Wie es Äbtissin und Nonnen in Münsterschwarzach mit dem klösterlichen Lebenswandel hielten, wissen wir nicht. Die Königstochter aber betrachtete das Kloster am Main als ihr frei verfügbares Familieneigentum. Noch vor ihrem Tod, wahrscheinlich im Jahr 848, bestimmte Theodrata ihre Nachfolgerinnen als Klostervorsteherinnen und sie unterstellte ihr Kloster dem Schutz des Würzburger Bischofs.
Die letzte Äbtissin in Münsterschwarzach war wiederum von königlichem Geblüt: Berta, die Großnichte Theodratas und Tochter Kaisers Ludwig des Deutschen.
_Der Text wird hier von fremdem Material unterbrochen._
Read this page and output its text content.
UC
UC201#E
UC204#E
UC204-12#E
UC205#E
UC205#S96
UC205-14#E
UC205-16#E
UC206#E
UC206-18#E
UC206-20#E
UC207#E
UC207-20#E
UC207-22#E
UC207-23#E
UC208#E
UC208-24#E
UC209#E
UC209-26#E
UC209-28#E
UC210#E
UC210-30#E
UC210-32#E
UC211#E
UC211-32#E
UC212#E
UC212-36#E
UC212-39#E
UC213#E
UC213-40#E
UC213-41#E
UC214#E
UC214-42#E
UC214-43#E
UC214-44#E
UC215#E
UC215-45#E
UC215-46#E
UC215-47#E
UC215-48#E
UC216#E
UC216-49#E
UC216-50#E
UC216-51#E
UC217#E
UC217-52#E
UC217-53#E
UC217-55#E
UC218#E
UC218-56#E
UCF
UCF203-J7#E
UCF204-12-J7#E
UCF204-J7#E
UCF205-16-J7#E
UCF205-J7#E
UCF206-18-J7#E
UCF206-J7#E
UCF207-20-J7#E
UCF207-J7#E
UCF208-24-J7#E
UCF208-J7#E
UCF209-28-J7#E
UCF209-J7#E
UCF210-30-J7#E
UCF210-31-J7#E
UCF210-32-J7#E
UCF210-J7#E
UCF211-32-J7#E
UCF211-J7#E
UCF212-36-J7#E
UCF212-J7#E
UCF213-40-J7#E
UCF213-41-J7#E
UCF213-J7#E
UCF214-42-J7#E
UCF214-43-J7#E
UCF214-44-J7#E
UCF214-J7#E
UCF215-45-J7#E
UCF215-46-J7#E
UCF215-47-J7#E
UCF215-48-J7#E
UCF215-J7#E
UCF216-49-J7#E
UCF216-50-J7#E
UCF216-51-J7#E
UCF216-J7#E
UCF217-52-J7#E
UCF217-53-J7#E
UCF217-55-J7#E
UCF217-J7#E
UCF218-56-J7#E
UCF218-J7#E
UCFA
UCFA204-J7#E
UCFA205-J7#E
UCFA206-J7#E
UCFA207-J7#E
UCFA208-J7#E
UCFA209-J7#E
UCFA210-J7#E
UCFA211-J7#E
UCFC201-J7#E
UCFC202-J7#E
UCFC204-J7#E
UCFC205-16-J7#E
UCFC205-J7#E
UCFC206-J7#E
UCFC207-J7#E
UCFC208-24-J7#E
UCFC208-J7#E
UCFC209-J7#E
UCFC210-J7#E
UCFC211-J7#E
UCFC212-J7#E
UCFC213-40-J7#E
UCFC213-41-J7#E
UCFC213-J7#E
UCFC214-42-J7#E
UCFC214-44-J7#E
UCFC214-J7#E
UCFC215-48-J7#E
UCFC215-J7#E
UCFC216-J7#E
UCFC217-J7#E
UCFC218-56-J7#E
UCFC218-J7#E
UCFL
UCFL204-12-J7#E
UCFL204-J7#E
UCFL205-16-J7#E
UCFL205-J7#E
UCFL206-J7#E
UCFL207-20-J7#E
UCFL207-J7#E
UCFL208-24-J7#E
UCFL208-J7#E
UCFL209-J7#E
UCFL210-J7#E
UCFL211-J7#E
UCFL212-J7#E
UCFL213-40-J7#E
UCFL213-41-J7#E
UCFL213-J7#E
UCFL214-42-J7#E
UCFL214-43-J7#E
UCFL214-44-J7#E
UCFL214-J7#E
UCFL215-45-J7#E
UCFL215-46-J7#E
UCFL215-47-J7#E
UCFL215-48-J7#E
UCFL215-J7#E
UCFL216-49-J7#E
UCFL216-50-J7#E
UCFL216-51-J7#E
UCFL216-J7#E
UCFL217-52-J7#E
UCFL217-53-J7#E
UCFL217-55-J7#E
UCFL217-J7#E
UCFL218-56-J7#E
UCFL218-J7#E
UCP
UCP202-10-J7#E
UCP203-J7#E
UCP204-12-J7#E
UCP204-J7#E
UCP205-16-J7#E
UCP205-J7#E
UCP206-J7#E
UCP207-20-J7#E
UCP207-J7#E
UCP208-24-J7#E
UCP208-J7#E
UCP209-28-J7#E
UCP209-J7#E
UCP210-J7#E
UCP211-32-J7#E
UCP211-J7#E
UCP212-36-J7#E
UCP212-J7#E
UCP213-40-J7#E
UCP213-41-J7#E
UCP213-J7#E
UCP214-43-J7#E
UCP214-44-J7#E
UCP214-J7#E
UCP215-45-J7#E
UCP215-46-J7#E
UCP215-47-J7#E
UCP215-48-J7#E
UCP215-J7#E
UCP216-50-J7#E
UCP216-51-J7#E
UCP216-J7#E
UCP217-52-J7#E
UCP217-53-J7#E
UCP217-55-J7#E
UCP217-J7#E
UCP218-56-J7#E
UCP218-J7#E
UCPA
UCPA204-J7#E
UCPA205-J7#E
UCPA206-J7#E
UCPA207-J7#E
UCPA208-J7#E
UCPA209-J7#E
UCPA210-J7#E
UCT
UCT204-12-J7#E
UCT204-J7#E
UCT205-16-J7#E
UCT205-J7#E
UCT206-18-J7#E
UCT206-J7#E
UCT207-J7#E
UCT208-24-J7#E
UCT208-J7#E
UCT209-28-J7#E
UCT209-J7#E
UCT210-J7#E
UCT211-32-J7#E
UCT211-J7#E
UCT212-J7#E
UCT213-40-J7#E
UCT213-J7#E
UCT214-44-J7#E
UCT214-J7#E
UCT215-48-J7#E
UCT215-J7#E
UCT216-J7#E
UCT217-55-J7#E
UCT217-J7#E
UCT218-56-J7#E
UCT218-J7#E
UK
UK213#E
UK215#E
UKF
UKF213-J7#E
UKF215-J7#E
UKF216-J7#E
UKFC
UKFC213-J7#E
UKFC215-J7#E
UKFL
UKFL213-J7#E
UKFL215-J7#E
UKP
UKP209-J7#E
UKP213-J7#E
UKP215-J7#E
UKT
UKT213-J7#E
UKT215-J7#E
Nach ihrem Tod 877 aber endete die knapp 100-jährige Geschichte Münsterschwarzachs als Frauenkloster für Mitglieder der fränkischen Hocharistokratie.
Ein neues, bis heute andauerndes Kapitel als Männerkloster, das die Regel Benedikts befolgte, begann. Mönche des Klosters Megingaudshausen im Steigerwald zogen in das ehemalige Nonnenkloster ein.
An die Zeit, als die Königstochter Theodrata Äbtissin von Münsterschwarzach war, erinnert noch heute das Klosterwappen. Es zeigt zwei gekreuzte Stäbe, die Zeichen der Würde: der eine Stab steht für die ehemaligen Äbtissinnen, der andere für die nachfolgenden Äbte.